LA MODERNISATION DE LA BOURSE

Le renforcement de la position de la place financière de Paris par rapport à ses concurrents constitue un problème de survie. C'est pourquoi la modernisation de la Bourse apparaît comme une priorité.

A la suite des conclusions du rapport Tricot, un fonds de modernisation de la Bourse a été créé. Il est alimenté par un prélèvement de 5 % sur les courtages, imputable sur les rétrocessions consenties aux apporteurs d'ordres, c'est-à-dire les établissements de crédit et les maisons de titres. Ce fonds, géré de manière paritaire par les agents de change et les établissements de crédit, est destiné à contribuer à la modernisation du marché financier et notamment à la mise en place d'un marché à terme d'instruments financiers.

Par ailleurs, les initiatives de la compagnie des agents de change en direction de l'ouverture d'une séance du matin à la Bourse de Paris et de la mise en place d'un marché continu ont été accueillies avec satisfaction par les Pouvoirs publics.

 

L'ADAPTATION DU DROIT DES VALEURS Mobilières DES Sociétés

 

Le droit des valeurs mobilières et des sociétés comportait un certain nombre de dispositions qui constituaient autant d'entraves au bon fonctionnement et au développement des marchés financiers.

Il a donc été décidé de procéder à une relecture approfondie des textes législatifs en vigueur, afin d'adapter le droit aux innovations financières, de simplifier les procédures, d'en réduire le coût et de donner aux agents économiques davantage de libertés.

Cette démarche s'est concrétisée dans trois textes législatifs : la loi de finances rectificative pour 1985, la loi du 11 juillet 1985 portant diverses dispositions d'ordre économique et financier, enfin la loi du 14 décembre 1985 modifiant diverses dispositions du droit des valeurs mobilières, des titres de créances négociables, des sociétés et des opérations de bourse.
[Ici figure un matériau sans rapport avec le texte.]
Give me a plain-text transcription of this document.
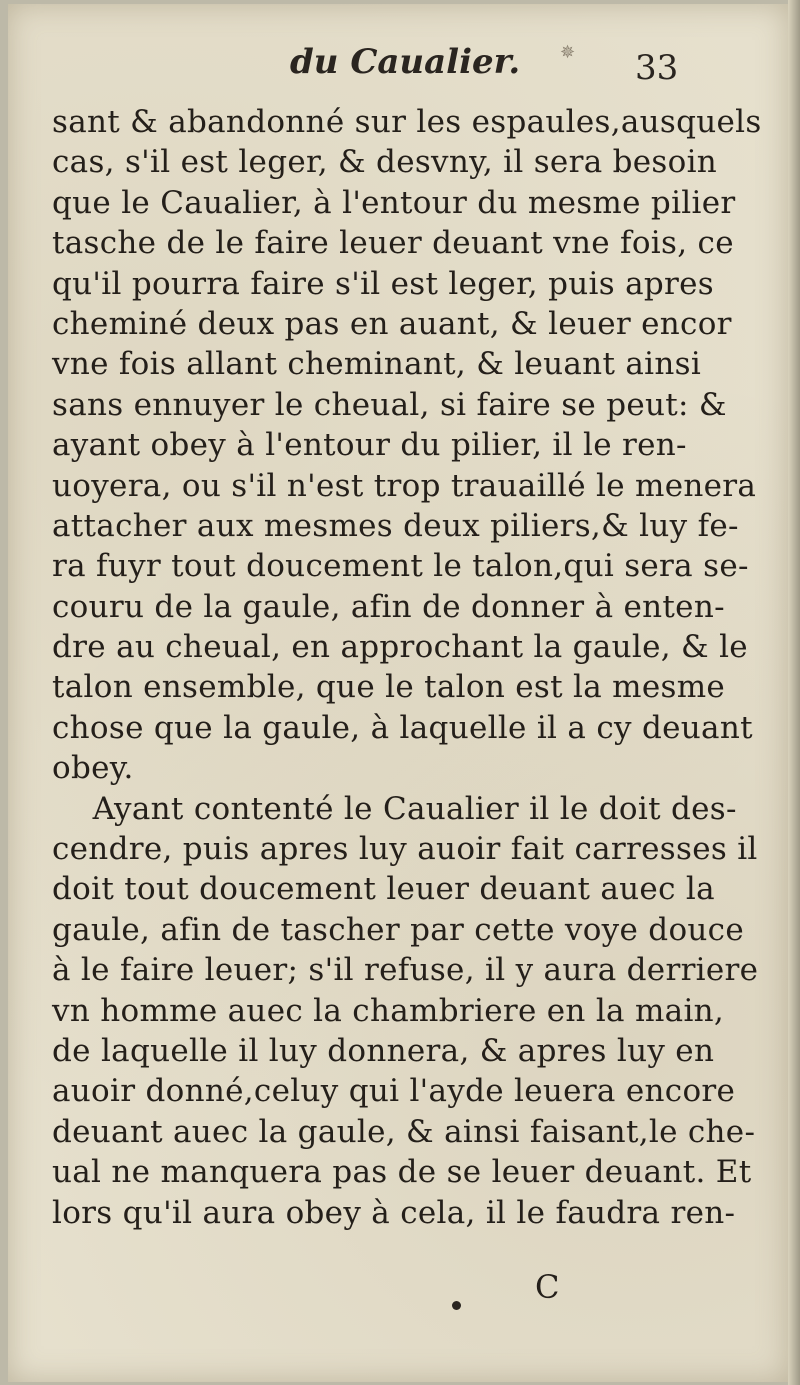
du Caualier. ✵ 33
sant & abandonné sur les espaules,ausquels
cas, s'il est leger, & desvny, il sera besoin
que le Caualier, à l'entour du mesme pilier
tasche de le faire leuer deuant vne fois, ce
qu'il pourra faire s'il est leger, puis apres
cheminé deux pas en auant, & leuer encor
vne fois allant cheminant, & leuant ainsi
sans ennuyer le cheual, si faire se peut: &
ayant obey à l'entour du pilier, il le ren-
uoyera, ou s'il n'est trop trauaillé le menera
attacher aux mesmes deux piliers,& luy fe-
ra fuyr tout doucement le talon,qui sera se-
couru de la gaule, afin de donner à enten-
dre au cheual, en approchant la gaule, & le
talon ensemble, que le talon est la mesme
chose que la gaule, à laquelle il a cy deuant
obey.
Ayant contenté le Caualier il le doit des-
cendre, puis apres luy auoir fait carresses il
doit tout doucement leuer deuant auec la
gaule, afin de tascher par cette voye douce
à le faire leuer; s'il refuse, il y aura derriere
vn homme auec la chambriere en la main,
de laquelle il luy donnera, & apres luy en
auoir donné,celuy qui l'ayde leuera encore
deuant auec la gaule, & ainsi faisant,le che-
ual ne manquera pas de se leuer deuant. Et
lors qu'il aura obey à cela, il le faudra ren-
C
Les principales adaptations ont été les suivantes :

  • les augmentations de capital ont été facilitées : d'une part, la loi de finances rectificative pour 1985 a rendu déductible les dividendes alloués aux actions créées lors d'une augmentation de capital en numéraire ; d'autre part, la loi  du 11 juillet 85 a supprimé le droit d'apport de 1 % sur les augmentations de capital en numéraire et sur les incorporations de bénéfices, de réserves ou de provisions corrélatives ; enfin, la loi du 14 décembre 1985 a raccourci les délais de réalisation des augmentations de capital, en ramenant le délai minimum de souscription de 30 à 20 jours;

  • le code des sociétés a été modifié pour tenir compte du développement de nouvelles formes de valeurs mobilières. Plutôt que de définir dans la loi les différentes catégories de valeurs mobilières nouvelles, l'orientation retenue a consisté à définir quelques principes fondamentaux communs à tous les titres : existence d'un droit préférentiel de souscription des actionnaires à toute émission de titres qui peuvent donner droit à l'acquisition d'une quote-part du capital ; licéïté des émissions de titres représentatifs de droits de souscription, indépendamment de toute autre valeur mobilière (bons de souscription d'actions ou d'obligations) ;

  • les marchés à terme ont été autorisés : la loi du 11 juillet 1985 a légalisé en effet «tous marchés à terme sur effets publics ou autres, tous marchés à livrer portant sur valeurs mobilières, denrées ou marchandises ainsi que tous marchés sur taux d'intérêt».

 

CHAPITRE IV

ADAPTER LES TECHNIQUES DE Régulation Monétaire

La régulation monétaire reposait en France, depuis 1972, sur une technique de rationnement quantitatif, l’encadrement du crédit.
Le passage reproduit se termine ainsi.